My point is that theoretical argument builds upon points of agreement and disagreement. One chapter of my PhD thesis looked very closely at the account of the subject offered by Giddens and its implications for his analysis of social change. Both he and I use the same term ‘reflexivity’ but we use it to refer to a slightly different thing. Understanding the significance of this necessitates an appreciation of what ‘reflexivity’ means to Giddens, how it relates to his broader conception of what the individual is and his conception of the social processes in which such individuals are embedded. In this sense, there’s a hermeneutic moment entailed in engaging with someone’s work but, if we leave it here, social theory remains a fragmented enterprise. My chapter rested on a further analysis of the points of disagreement between this Giddensian account of agency and my own. So while it’s not as simple as cashing out atomistic disagreements in propositional terms (e.g. reflexivity as monitoring vs reflexivity as deliberation) a proper engagement necessitates an understanding of the network of disagreements.
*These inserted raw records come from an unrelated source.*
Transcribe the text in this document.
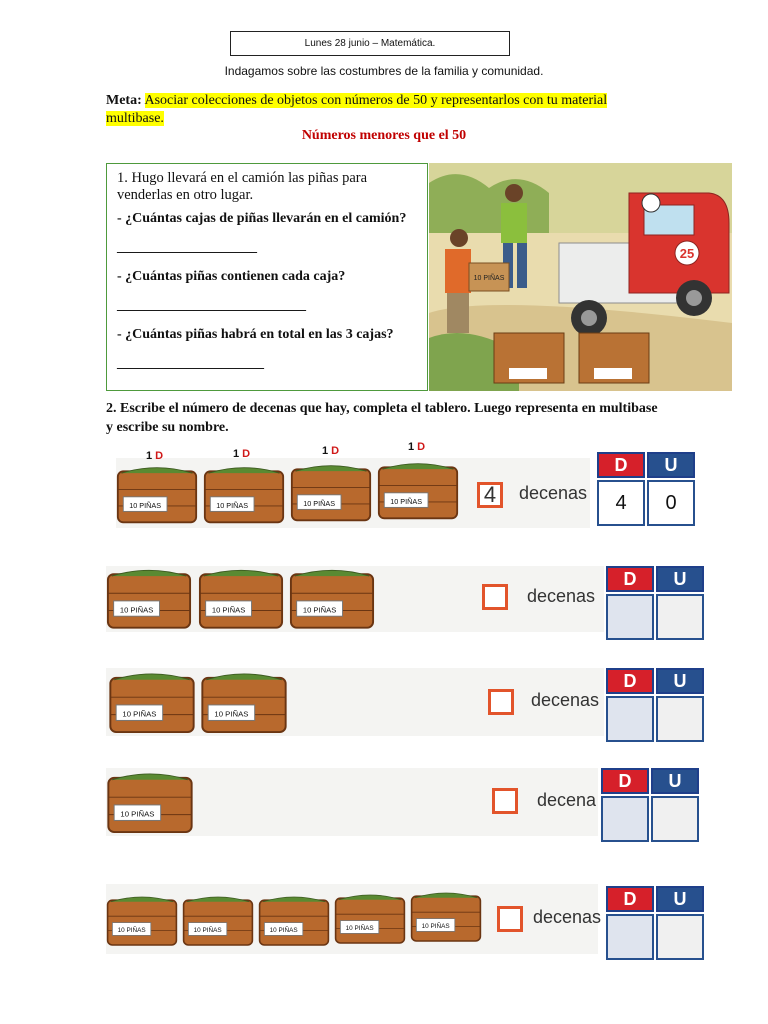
Lunes 28 junio – Matemática.
Indagamos sobre las costumbres de la familia y comunidad.
Meta: Asociar colecciones de objetos con números de 50 y representarlos con tu material multibase.
Números menores que el 50

1. Hugo llevará en el camión las piñas para venderlas en otro lugar.

- ¿Cuántas cajas de piñas llevarán en el camión? ____________________

- ¿Cuántas piñas contienen cada caja?

___________________________

- ¿Cuántas piñas habrá en total en las 3 cajas? _____________________

25
10 PIÑAS
2. Escribe el número de decenas que hay, completa el tablero. Luego representa en multibase y escribe su nombre.
1 D	1 D	1 D	1 D
10 PIÑAS	10 PIÑAS	10 PIÑAS	10 PIÑAS	4	decenas
D	U
4	0
10 PIÑAS	10 PIÑAS	10 PIÑAS
decenas
D	U
10 PIÑAS	10 PIÑAS
decenas
D	U
10 PIÑAS
decena
D	U
10 PIÑAS	10 PIÑAS	10 PIÑAS	10 PIÑAS	10 PIÑAS	decenas
D	U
I completely get why critical realism turns a lot of people off. In fact I sometimes find myself reticent to use the term ‘critical realism’ and instead slip into saying ‘relational realism’, ‘social realism’ or just ‘realism’. But the sort of critical realism I like (Archer, Donati, Sayer, Elder-Vass, Porpora, Smith, the early Bhaskar and Derek Layder, though he wouldn’t identify himself as such) is appealing to me precisely because it helps with translation of this sort. Archer’s work in particular offers an extremely sophisticated meta-theory which is sometimes obscured by the sheer volume of her work and her tendency to be intellectually combative. I guess what I’m saying is that these meta-theoretical resources have proved very helpful in understanding what it is that theorists are arguing about.
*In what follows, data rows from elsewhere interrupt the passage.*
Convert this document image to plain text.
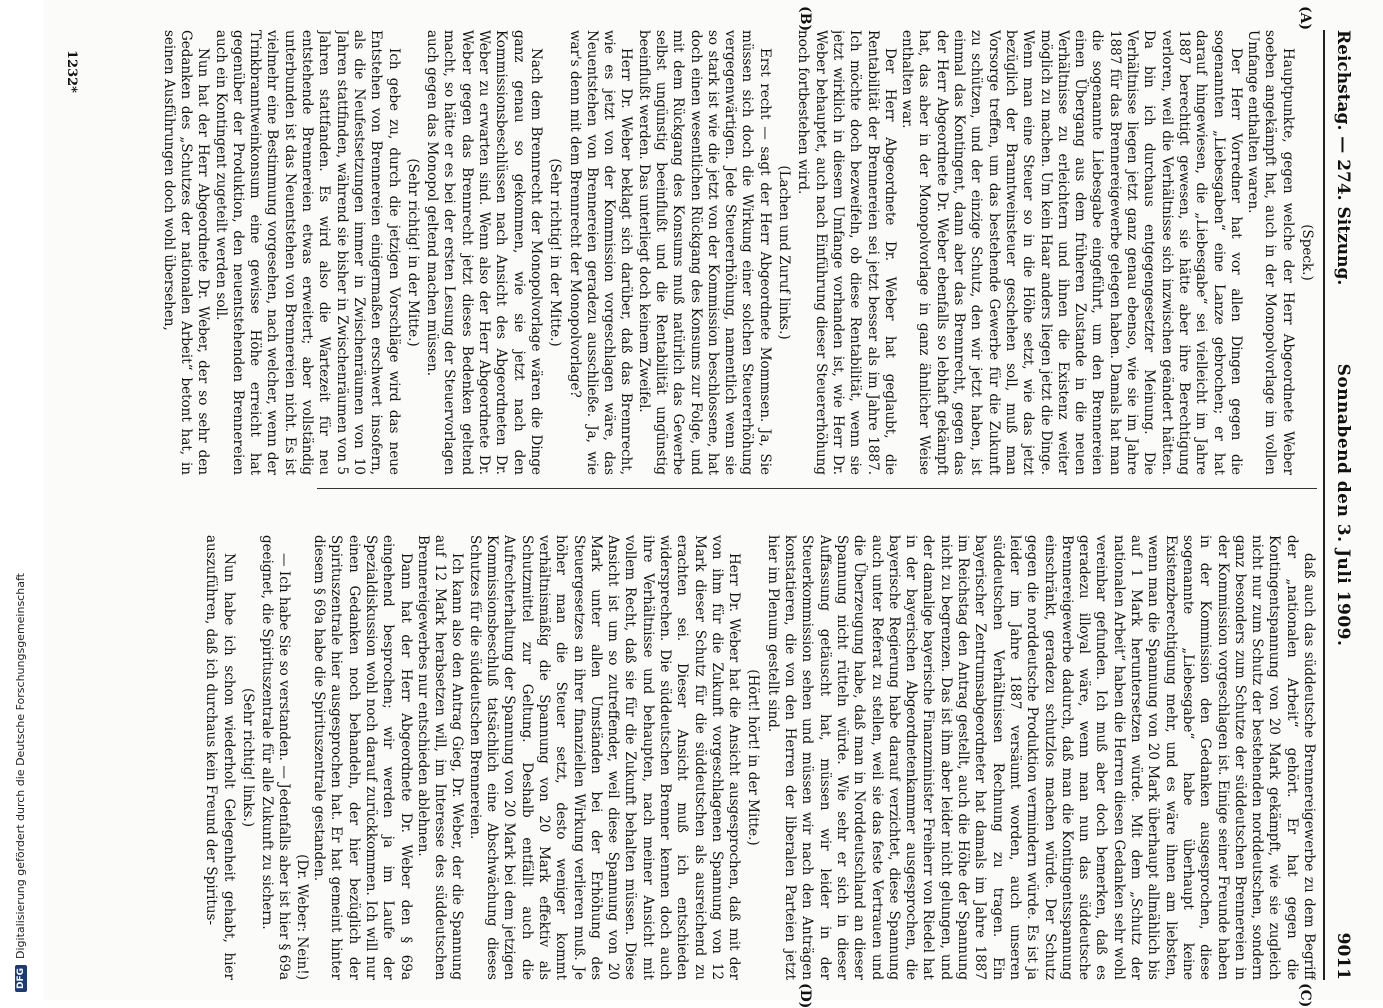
Reichstag. — 274. Sitzung.
Sonnabend den 3. Juli 1909.
9011
(A)
(B)
(C)
(D)

(Speck.)

Hauptpunkte, gegen welche der Herr Abgeordnete Weber soeben angekämpft hat, auch in der Monopolvorlage im vollen Umfange enthalten waren.

Der Herr Vorredner hat vor allen Dingen gegen die sogenannten „Liebesgaben“ eine Lanze gebrochen; er hat darauf hingewiesen, die „Liebesgabe“ sei vielleicht im Jahre 1887 berechtigt gewesen, sie hätte aber ihre Berechtigung verloren, weil die Verhältnisse sich inzwischen geändert hätten. Da bin ich durchaus entgegengesetzter Meinung. Die Verhältnisse liegen jetzt ganz genau ebenso, wie sie im Jahre 1887 für das Brennereigewerbe gelegen haben. Damals hat man die sogenannte Liebesgabe eingeführt, um den Brennereien einen Übergang aus dem früheren Zustande in die neuen Verhältnisse zu erleichtern und ihnen die Existenz weiter möglich zu machen. Um kein Haar anders liegen jetzt die Dinge. Wenn man eine Steuer so in die Höhe setzt, wie das jetzt bezüglich der Branntweinsteuer geschehen soll, muß man Vorsorge treffen, um das bestehende Gewerbe für die Zukunft zu schützen, und der einzige Schutz, den wir jetzt haben, ist einmal das Kontingent, dann aber das Brennrecht, gegen das der Herr Abgeordnete Dr. Weber ebenfalls so lebhaft gekämpft hat, das aber in der Monopolvorlage in ganz ähnlicher Weise enthalten war.

Der Herr Abgeordnete Dr. Weber hat geglaubt, die Rentabilität der Brennereien sei jetzt besser als im Jahre 1887. Ich möchte doch bezweifeln, ob diese Rentabilität, wenn sie jetzt wirklich in diesem Umfange vorhanden ist, wie Herr Dr. Weber behauptet, auch nach Einführung dieser Steuererhöhung noch fortbestehen wird.

(Lachen und Zuruf links.)

Erst recht — sagt der Herr Abgeordnete Mommsen. Ja, Sie müssen sich doch die Wirkung einer solchen Steuererhöhung vergegenwärtigen. Jede Steuererhöhung, namentlich wenn sie so stark ist wie die jetzt von der Kommission beschlossene, hat doch einen wesentlichen Rückgang des Konsums zur Folge, und mit dem Rückgang des Konsums muß natürlich das Gewerbe selbst ungünstig beeinflußt und die Rentabilität ungünstig beeinflußt werden. Das unterliegt doch keinem Zweifel.

Herr Dr. Weber beklagt sich darüber, daß das Brennrecht, wie es jetzt von der Kommission vorgeschlagen wäre, das Neuentstehen von Brennereien geradezu ausschließe. Ja, wie war's denn mit dem Brennrecht der Monopolvorlage?

(Sehr richtig! in der Mitte.)

Nach dem Brennrecht der Monopolvorlage wären die Dinge ganz genau so gekommen, wie sie jetzt nach den Kommissionsbeschlüssen nach Ansicht des Abgeordneten Dr. Weber zu erwarten sind. Wenn also der Herr Abgeordnete Dr. Weber gegen das Brennrecht jetzt dieses Bedenken geltend macht, so hätte er es bei der ersten Lesung der Steuervorlagen auch gegen das Monopol geltend machen müssen.

(Sehr richtig! in der Mitte.)

Ich gebe zu, durch die jetzigen Vorschläge wird das neue Entstehen von Brennereien einigermaßen erschwert insofern, als die Neufestsetzungen immer in Zwischenräumen von 10 Jahren stattfinden, während sie bisher in Zwischenräumen von 5 Jahren stattfanden. Es wird also die Wartezeit für neu entstehende Brennereien etwas erweitert; aber vollständig unterbunden ist das Neuentstehen von Brennereien nicht. Es ist vielmehr eine Bestimmung vorgesehen, nach welcher, wenn der Trinkbranntweinkonsum eine gewisse Höhe erreicht hat gegenüber der Produktion, den neuentstehenden Brennereien auch ein Kontingent zugeteilt werden soll.

Nun hat der Herr Abgeordnete Dr. Weber, der so sehr den Gedanken des „Schutzes der nationalen Arbeit“ betont hat, in seinen Ausführungen doch wohl übersehen,

daß auch das süddeutsche Brennereigewerbe zu dem Begriff der „nationalen Arbeit“ gehört. Er hat gegen die Kontingentspannung von 20 Mark gekämpft, wie sie zugleich nicht nur zum Schutz der bestehenden norddeutschen, sondern ganz besonders zum Schutze der süddeutschen Brennereien in der Kommission vorgeschlagen ist. Einige seiner Freunde haben in der Kommission den Gedanken ausgesprochen, diese sogenannte „Liebesgabe“ habe überhaupt keine Existenzberechtigung mehr, und es wäre ihnen am liebsten, wenn man die Spannung von 20 Mark überhaupt allmählich bis auf 1 Mark heruntersetzen würde. Mit dem „Schutz der nationalen Arbeit“ haben die Herren diesen Gedanken sehr wohl vereinbar gefunden. Ich muß aber doch bemerken, daß es geradezu illoyal wäre, wenn man nun das süddeutsche Brennereigewerbe dadurch, daß man die Kontingentsspannung einschränkt, geradezu schutzlos machen würde. Der Schutz gegen die norddeutsche Produktion vermindern würde. Es ist ja leider im Jahre 1887 versäumt worden, auch unseren süddeutschen Verhältnissen Rechnung zu tragen. Ein bayerischer Zentrumsabgeordneter hat damals im Jahre 1887 im Reichstag den Antrag gestellt, auch die Höhe der Spannung nicht zu begrenzen. Das ist ihm aber leider nicht gelungen, und der damalige bayerische Finanzminister Freiherr von Riedel hat in der bayerischen Abgeordnetenkammer ausgesprochen, die bayerische Regierung habe darauf verzichtet, diese Spannung auch unter Referat zu stellen, weil sie das feste Vertrauen und die Überzeugung habe, daß man in Norddeutschland an dieser Spannung nicht rütteln würde. Wie sehr er sich in dieser Auffassung getäuscht hat, müssen wir leider in der Steuerkommission sehen und müssen wir nach den Anträgen konstatieren, die von den Herren der liberalen Parteien jetzt hier im Plenum gestellt sind.

(Hört! hört! in der Mitte.)

Herr Dr. Weber hat die Ansicht ausgesprochen, daß mit der von ihm für die Zukunft vorgeschlagenen Spannung von 12 Mark dieser Schutz für die süddeutschen als ausreichend zu erachten sei. Dieser Ansicht muß ich entschieden widersprechen. Die süddeutschen Brenner kennen doch auch ihre Verhältnisse und behaupten, nach meiner Ansicht mit vollem Recht, daß sie für die Zukunft behalten müssen. Diese Ansicht ist um so zutreffender, weil diese Spannung von 20 Mark unter allen Umständen bei der Erhöhung des Steuergesetzes an ihrer finanziellen Wirkung verlieren muß. Je höher man die Steuer setzt, desto weniger kommt verhältnismäßig die Spannung von 20 Mark effektiv als Schutzmittel zur Geltung. Deshalb entfällt auch die Aufrechterhaltung der Spannung von 20 Mark bei dem jetzigen Kommissionsbeschluß tatsächlich eine Abschwächung dieses Schutzes für die süddeutschen Brennereien.

Ich kann also den Antrag Gieg, Dr. Weber, der die Spannung auf 12 Mark herabsetzen will, im Interesse des süddeutschen Brennereigewerbes nur entschieden ablehnen.

Dann hat der Herr Abgeordnete Dr. Weber den § 69a eingehend besprochen; wir werden ja im Laufe der Spezialdiskussion wohl noch darauf zurückkommen. Ich will nur einen Gedanken noch behandeln, der hier bezüglich der Spirituszentrale hier ausgesprochen hat. Er hat gemeint hinter diesem § 69a habe die Spirituszentrale gestanden.

(Dr. Weber: Nein!)

— Ich habe Sie so verstanden. — Jedenfalls aber ist hier § 69a geeignet, die Spirituszentrale für alle Zukunft zu sichern.

(Sehr richtig! links.)

Nun habe ich schon wiederholt Gelegenheit gehabt, hier auszuführen, daß ich durchaus kein Freund der Spiritus-

1232*
DFGDigitalisierung gefördert durch die Deutsche Forschungsgemeinschaft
This isn’t just a point about realism. I think realists can often write in a way which obscures the logic of their disagreement with others (at its worst tending towards scholasticism: “that’s the epistemic fallacy?”, “er what’s an epistemic fallacy?”) but the best realist critique tends to draw out ontological disagreements in very specific terms e.g. Dave Elder-Vass on ANT. One of my favourite non-realist theorists is Nicos Mouzelis. He’s adept at precisely the sort of ‘translation’ I’m talking about. One of the things I find so helpful about his work is that much of his engagement rests on incorporating disparate theorists into the same intellectual topology and evaluating them in terms of this. It produces some insightful, though contentious arguments, such as his observation of the “methodological similarities” between Foucault and Parsons (Sociological Theory: What Went Wrong? Pg 47) that become “quite striking” once you strip away their profoundly divergent vocabularies. Ian Craib makes a similar point in his discussion of Stuart Hall (Experiencing Identity, Pg 8) observing that if we “substitute ‘role’ and ‘role expectations’ for ‘discourse’ and ‘practice’ we are close to the determinist version of the traditional sociological approach”.
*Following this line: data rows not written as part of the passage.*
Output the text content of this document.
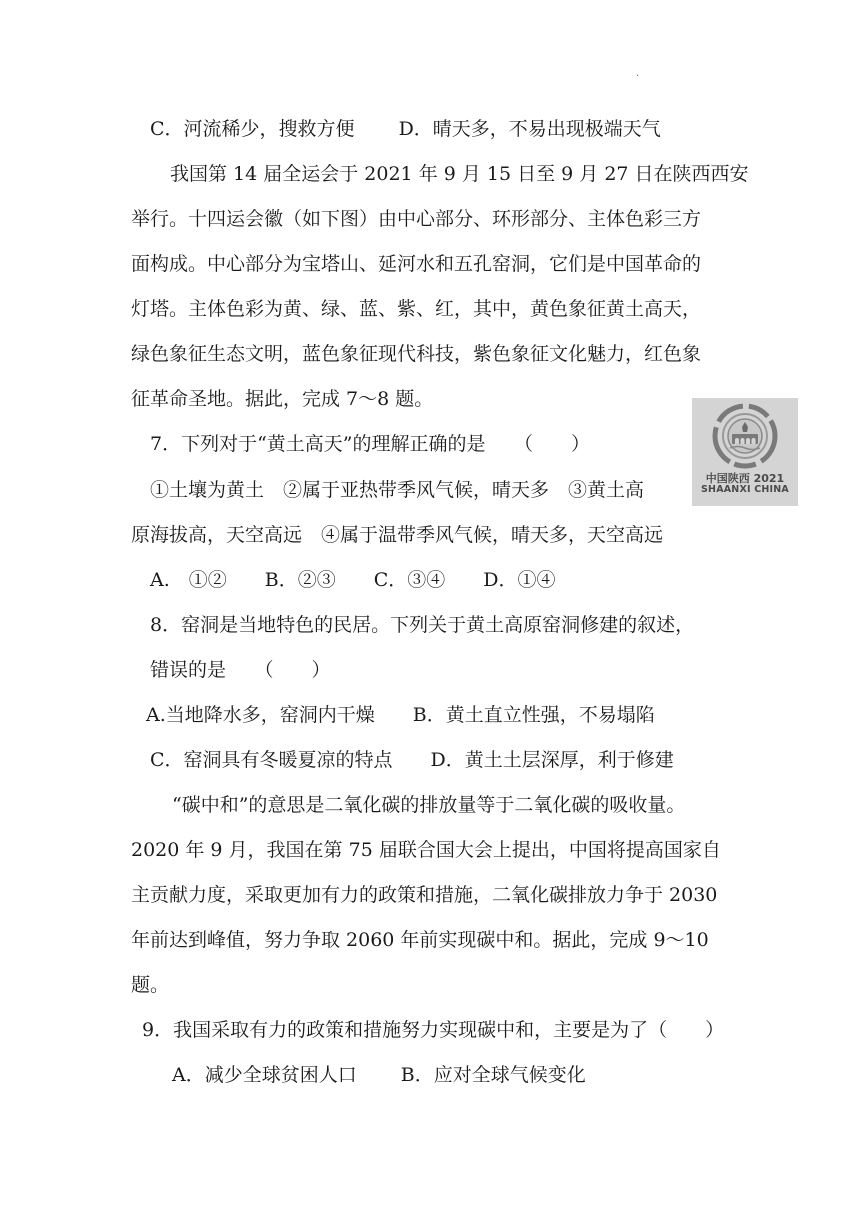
.
C．河流稀少，搜救方便　　 D．晴天多，不易出现极端天气
我国第 14 届全运会于 2021 年 9 月 15 日至 9 月 27 日在陕西西安
举行。十四运会徽（如下图）由中心部分、环形部分、主体色彩三方
面构成。中心部分为宝塔山、延河水和五孔窑洞，它们是中国革命的
灯塔。主体色彩为黄、绿、蓝、紫、红，其中，黄色象征黄土高天，
绿色象征生态文明，蓝色象征现代科技，紫色象征文化魅力，红色象
征革命圣地。据此，完成 7～8 题。
7．下列对于“黄土高天”的理解正确的是　　（　　）
①土壤为黄土　②属于亚热带季风气候，晴天多　③黄土高
原海拔高，天空高远　④属于温带季风气候，晴天多，天空高远
A.　①②　　B．②③　　C．③④　　D．①④
8．窑洞是当地特色的民居。下列关于黄土高原窑洞修建的叙述，
错误的是　　（　　）
A.当地降水多，窑洞内干燥　　B．黄土直立性强，不易塌陷
C．窑洞具有冬暖夏凉的特点　　D．黄土土层深厚，利于修建
“碳中和”的意思是二氧化碳的排放量等于二氧化碳的吸收量。
2020 年 9 月，我国在第 75 届联合国大会上提出，中国将提高国家自
主贡献力度，采取更加有力的政策和措施，二氧化碳排放力争于 2030
年前达到峰值，努力争取 2060 年前实现碳中和。据此，完成 9～10
题。
9．我国采取有力的政策和措施努力实现碳中和，主要是为了（　　）
A．减少全球贫困人口　　 B．应对全球气候变化
中国陕西 2021
SHAANXI CHINA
My experience has been that proponents of the views that are incorporated (or relativised?) in this way can often react with irritation. I think there’s an important line to walk between preserving the textual adequacy of readings and tolerating what, in practice, constitutes a form of relativisation that is necessary for progress in sociological theory. My fear is that the career structure of the modern academy mitigates against this ‘translation’ though. It requires rather a lot of careful reading. It produces commentary rather than the novel contributions upon which such commentary depends. But unless we can be clear about precisely what we agree and disagree upon, it’s hard to see how progress in sociological theory could be possible.